Note that these preferences are not limited to wages. In addition to income, the study also considered other sources of income, including Social Security payments, tax refunds, insurance payments, freelance income, loan payments, and more. Six out of 10 U.S. consumers receive some form of payment from a business or government, averaging $34,000 annually.
Additionally, while the majority of recipients admit that they prefer instant payments, some groups are more open to instant payments than others. For example, 36% of people who earn freelance or consulting income prefer immediate payment, an increase of 16% from two years ago.
But recipients aren’t the only ones who see value in faster payments. The payers, the people who distribute the funds, know that too. “Measuring Consumer Satisfaction with Instant Payments” found that consumers are making fewer payments. At the time this report was compiled, consumers were receiving, on average, nine payments, down from his 14 payments a year earlier. This decline suggests that payers are consolidating payments to reduce payment frequency, likely due to inefficiencies in traditional distribution methods.

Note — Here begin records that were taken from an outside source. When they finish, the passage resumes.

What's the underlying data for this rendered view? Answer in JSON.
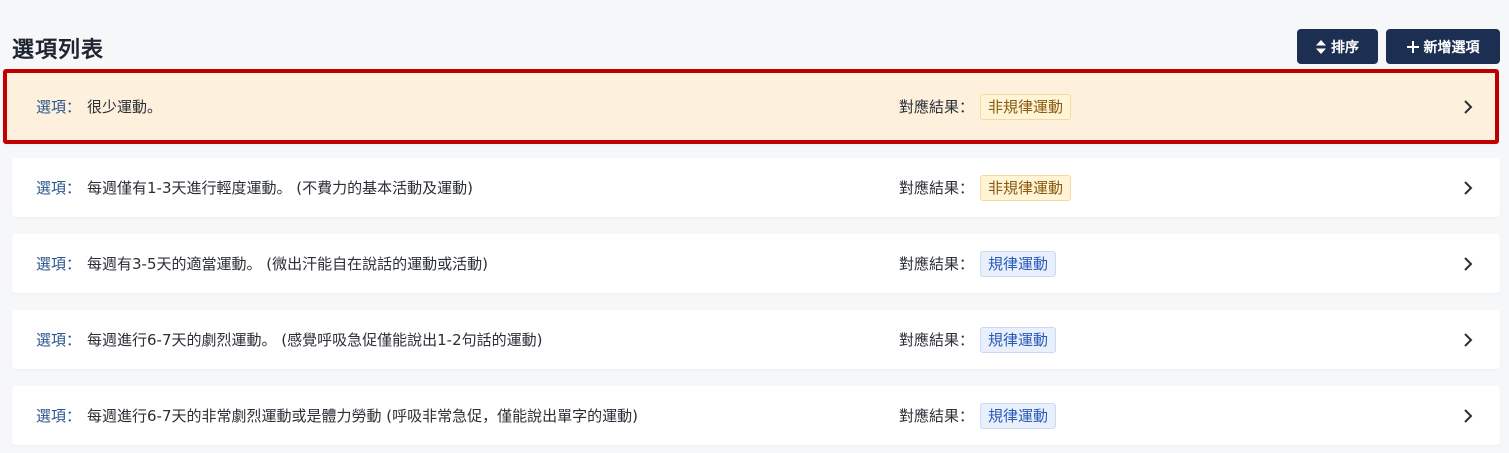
{
  "header": {
    "title": "選項列表",
    "sort_label": "排序",
    "add_label": "新增選項"
  },
  "options": [
    {
      "label": "選項：",
      "text": "很少運動。",
      "result_label": "對應結果：",
      "result": "非規律運動",
      "result_type": "irregular",
      "selected": true
    },
    {
      "label": "選項：",
      "text": "每週僅有1-3天進行輕度運動。 (不費力的基本活動及運動)",
      "result_label": "對應結果：",
      "result": "非規律運動",
      "result_type": "irregular",
      "selected": false
    },
    {
      "label": "選項：",
      "text": "每週有3-5天的適當運動。 (微出汗能自在說話的運動或活動)",
      "result_label": "對應結果：",
      "result": "規律運動",
      "result_type": "regular",
      "selected": false
    },
    {
      "label": "選項：",
      "text": "每週進行6-7天的劇烈運動。 (感覺呼吸急促僅能說出1-2句話的運動)",
      "result_label": "對應結果：",
      "result": "規律運動",
      "result_type": "regular",
      "selected": false
    },
    {
      "label": "選項：",
      "text": "每週進行6-7天的非常劇烈運動或是體力勞動 (呼吸非常急促，僅能說出單字的運動)",
      "result_label": "對應結果：",
      "result": "規律運動",
      "result_type": "regular",
      "selected": false
    }
  ],
  "colors": {
    "primary_button": "#1c2f52",
    "selected_border": "#c00000",
    "selected_background": "#fdf0dc",
    "option_label": "#2c5691"
  },
  "icons": {
    "sort": "sort-icon",
    "add": "plus-icon",
    "row_action": "chevron-right-icon"
  }
}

The study also found that instant payments significantly improve customer satisfaction. This can benefit both the payer and receiver.
The availability of instant payments increases consumer satisfaction by 11%, and consumers are nearly twice as likely to remain a customer if instant payments are offered for free (because of convenience). Even though many people say they are willing to pay for it). The survey also found that 78% of consumers reported being “very satisfied” with receiving payments through instant payments.
But even the 78% figure may not fully reflect the public’s enthusiasm for immediate payments. Another PYMNTS Intelligence study from last year, “How Open Banking Can Deliver Faster and Easier Payments to Consumers” (conducted in collaboration with Trustly) found that respondents who were “very satisfied” or “very satisfied” when they received their funds received their funds. The number of consumers who answered “very satisfied” was revealed. The almost real rate he rose to 92%.